The latest stable release is available through PyPI and Anaconda. Development takes place in the open on GitHub.


A Calliope model consists of a collection of text files (in YAML and CSV formats) that fully define a model, with details on technologies, locations, resource potentials, etc. Calliope takes these files, constructs an optimization problem, solves it, and reports back results. Results can be saved to CSV or NetCDF files for further processing, or analysed directly in Python through Python’s extensive scientific data processing capabilities provided by libraries like Pandas and xarray.

Calliope comes with several built-in analysis and visualisation tools. Having some knowledge of the Python programming language helps when running Calliope and using these tools, but is not a prerequisite.

Quick start

Calliope can run on Windows, macOS and Linux. Installing it is quickest with the conda package manager by running a single command: conda create -c conda-forge -n calliope python=3.6 calliope. See the documentation for more information on installing.

Several easy to understand example models are included with Calliope and accessible through the calliope.examples submodule.

The tutorials in the documentation run through these examples. A good place to start is to look at these tutorials to get a feel for how Calliope works, and then to read the “Introduction”, “Building a model”, “Running a model”, and “Analysing a model” sections in the online documentation.
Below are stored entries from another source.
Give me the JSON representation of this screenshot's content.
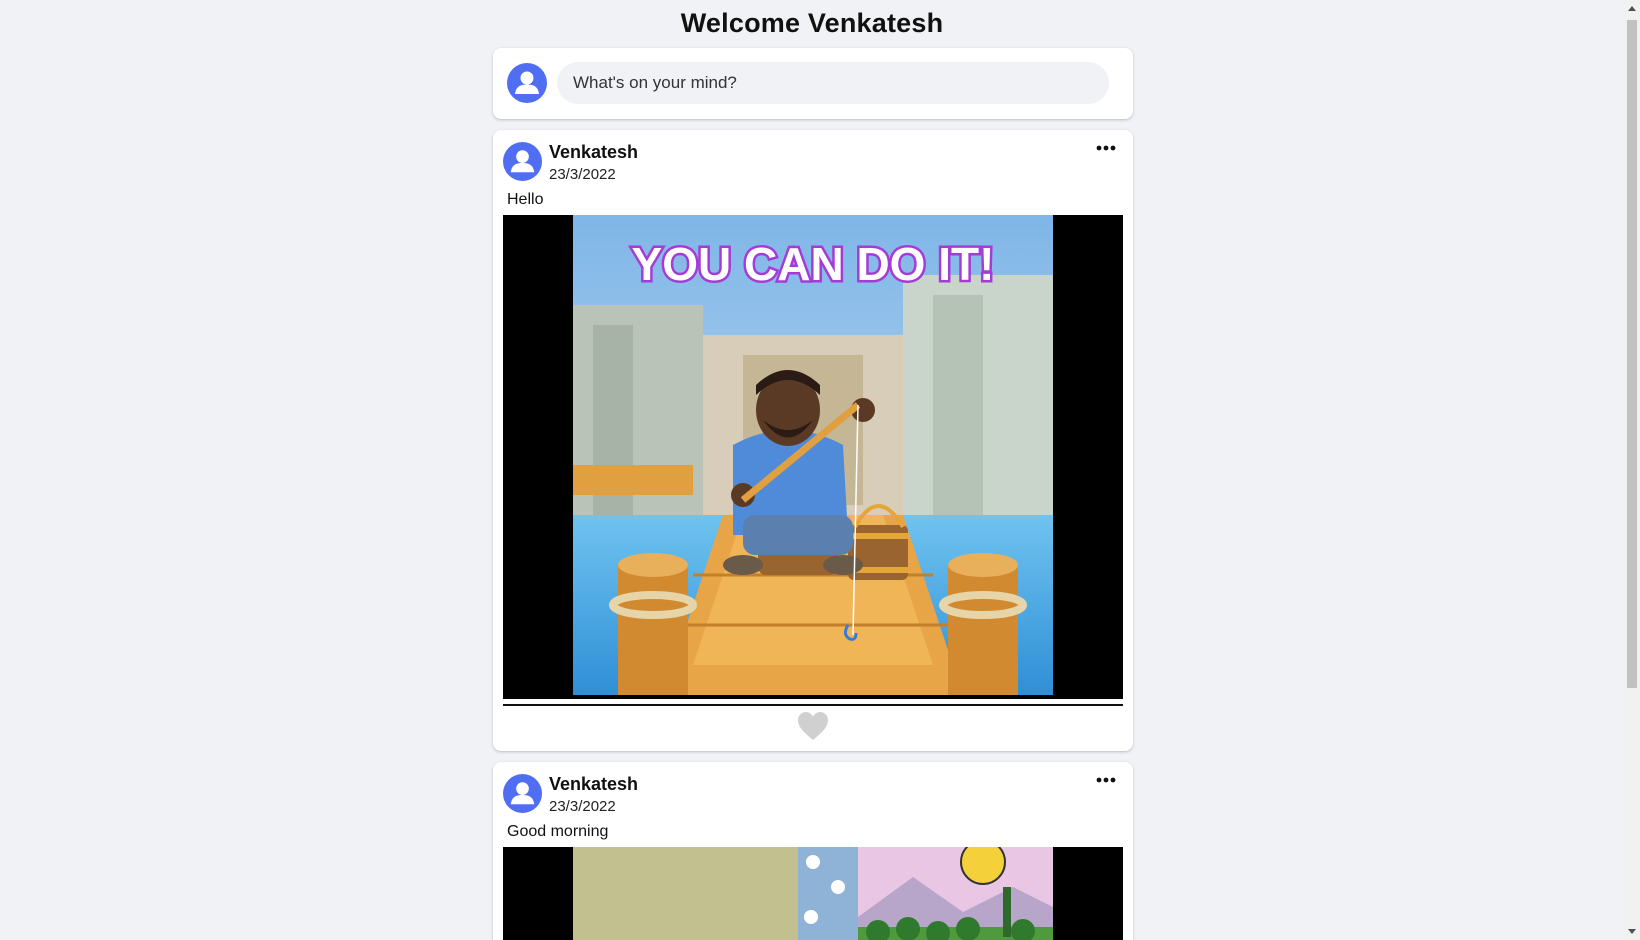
{
  "header": {
    "title": "Welcome Venkatesh"
  },
  "composer": {
    "placeholder": "What's on your mind?"
  },
  "posts": [
    {
      "author": "Venkatesh",
      "date": "23/3/2022",
      "text": "Hello",
      "image_caption": "YOU CAN DO IT!",
      "liked": false
    },
    {
      "author": "Venkatesh",
      "date": "23/3/2022",
      "text": "Good morning"
    }
  ],
  "icons": {
    "avatar": "user-avatar-icon",
    "more": "more-options-icon",
    "like": "heart-icon"
  },
  "colors": {
    "background": "#f0f2f5",
    "avatar": "#4f6ef2",
    "like_inactive": "#d0d0d0",
    "caption_fill": "#ffffff",
    "caption_stroke": "#a53bd6"
  }
}
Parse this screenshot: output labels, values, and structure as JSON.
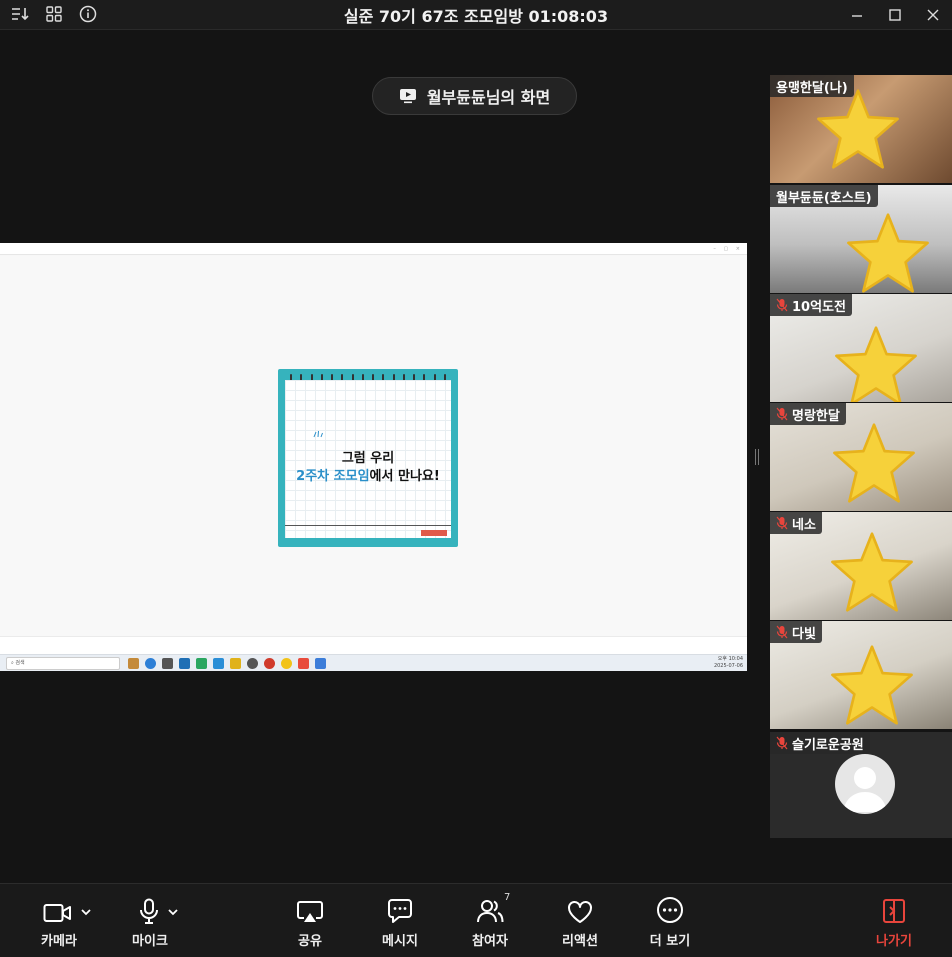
{
  "window": {
    "title": "실준 70기 67조 조모임방 01:08:03"
  },
  "share": {
    "label": "월부듄듄님의 화면"
  },
  "shared_screen": {
    "note_line1": "그럼 우리",
    "note_line2_highlight": "2주차 조모임",
    "note_line2_rest": "에서 만나요!",
    "taskbar_search": "검색",
    "clock_time": "오후 10:04",
    "clock_date": "2025-07-06"
  },
  "participants": [
    {
      "name": "용맹한달(나)",
      "muted": false
    },
    {
      "name": "월부듄듄(호스트)",
      "muted": false
    },
    {
      "name": "10억도전",
      "muted": true
    },
    {
      "name": "명랑한달",
      "muted": true
    },
    {
      "name": "네소",
      "muted": true
    },
    {
      "name": "다빛",
      "muted": true
    },
    {
      "name": "슬기로운공원",
      "muted": true
    }
  ],
  "toolbar": {
    "camera": "카메라",
    "mic": "마이크",
    "share": "공유",
    "message": "메시지",
    "participants": "참여자",
    "participants_count": "7",
    "reaction": "리액션",
    "more": "더 보기",
    "leave": "나가기"
  },
  "colors": {
    "leave": "#e8453c",
    "note_frame": "#36b3bd",
    "highlight_text": "#2a8fc9"
  }
}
A fully-featured example model is UK-Calliope, which models the power system of Great Britain (England+Scotland+Wales), and has been used in several peer-reviewed scientific publications.


Calliope is developed in the open on GitHub and contributions are very welcome. See the list of open issues and planned milestones for an overview of where development is heading, and join us on Gitter to ask questions or discuss code. Comments, bug reports, pull requests, and any other contributions are welcome.


Key features of Calliope include:

  • Model specification in an easy-to-read and machine-processable YAML format
  • Generic technology definition allows modelling any mix of production, storage and consumption
  • Resolved in space: define locations with individual resource potentials
  • Resolved in time: read time series with arbitrary resolution
  • Able to run on high-performance computing (HPC) clusters
  • Uses a state-of-the-art Python toolchain based on Pyomo, xarray, and Pandas
  • Freely available under the Apache 2.0 license

Citing Calliope


Statue of Calliope; in the Museo Pio-Clementino, Vatican. © Trustees of the British Museum.

Please cite the following paper if you use Calliope for academic research:

Stefan Pfenninger (2017). Dealing with multiple decades of hourly wind and PV time series in energy models: a comparison of methods to reduce time resolution and the planning implications of inter-annual variability. Applied Energy. doi: 10.1016/j.apenergy.2017.03.051

All Calliope releases are archived on Zenodo, and can be referred to by the overall concept DOI 10.5281/zenodo.593292. Each version also has its own specific DOI listed on Zenodo.